As a philosopher and a Quaker, Trueblood had little time for religious faith that was segmented from the concerns and contexts of ‘common life’. He saw as especially puerile the disconnections of place (confining religious expression to church buildings), time (keeping religious fervour to Sunday mornings) and personnel (surrendering religious commitments to the clergy) that dogged the church of his day, warning that such disconnects rendered ‘the company of the committed’ impotent as agents of a potentially life-changing gospel: “By segregating religion in place or time or personnel, we make religion relatively trivial, concerned with only part of experience when it ought to be concerned with the whole of life."

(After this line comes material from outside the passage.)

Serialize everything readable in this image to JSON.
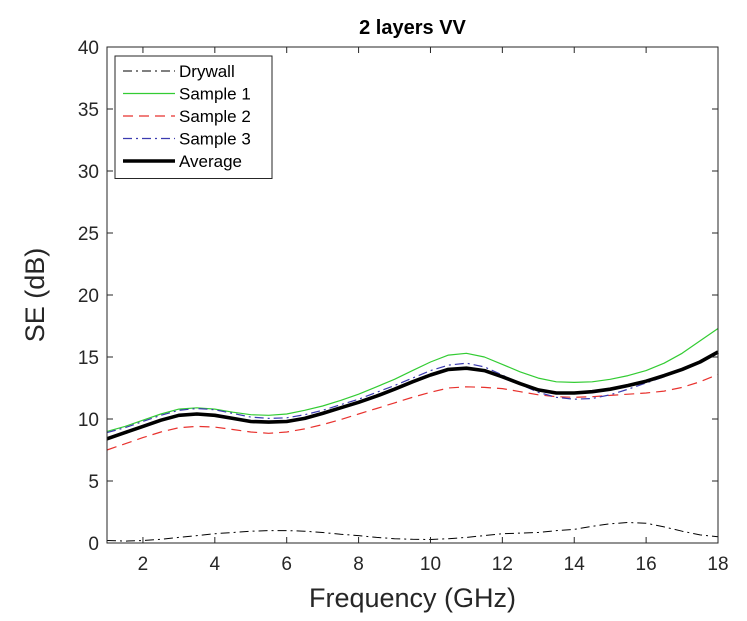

Trueblood argued for a radical reframing of the language of ministry and mission. He called for “a fundamental denial of that kind of division of labor in which the majority have a secular responsibility and a minority have a Christian responsibility. There is always some need of a division of labor in life, partly because people have radically different gifts, but a division of labor is damaging and vicious when it leaves the promotion of the gospel to a few, while the others merely support them in such work."
In light of this, Trueblood was especially critical of the diminishment of the ‘ministry of the laity’ to (i) giving support to the structures and programmes of the institution, and (ii) helping the pastor with the chores around the church buildings. Trueblood argued that "the only kind of lay ministry worth encouraging is that which makes a radical difference to the entire Christian enterprise." In other words, lay ministry is not some second rate auxiliary to the real thing. It is the real thing—men and women engaged at the very forefront of everyday life as ministers of liberation and redemption: "If Christianity is to be understood not as a retreat from life in the world but as an effort to transfigure life itself, if follows that the Church needs the service of men and women at the point where they are most exposed to the problems of our political and economic order." And that’s not in church on Sunday.
Despite his Quaker roots and persistent critique of institutional religion, Trueblood was not anti-clergy, nor was he dismissive of the Sunday gathering for worship. He affirmed both as crucial to an inspired, empowered and educated laity, equipped and ready for the ministry of common life: “The older idea was that the lay members were the pastor's helpers, but the new and vital idea is that the pastor is the helper of the ordinary lay members in the performance of their daily ministry in the midst of secular life.”
As I understand it, Trueblood’s proposals did not go down well with the institutional gatekeepers of his day. Perhaps he was ahead of his time. Though he doesn’t read today as quite the radical he was back then, he’s still a voice worth hearing.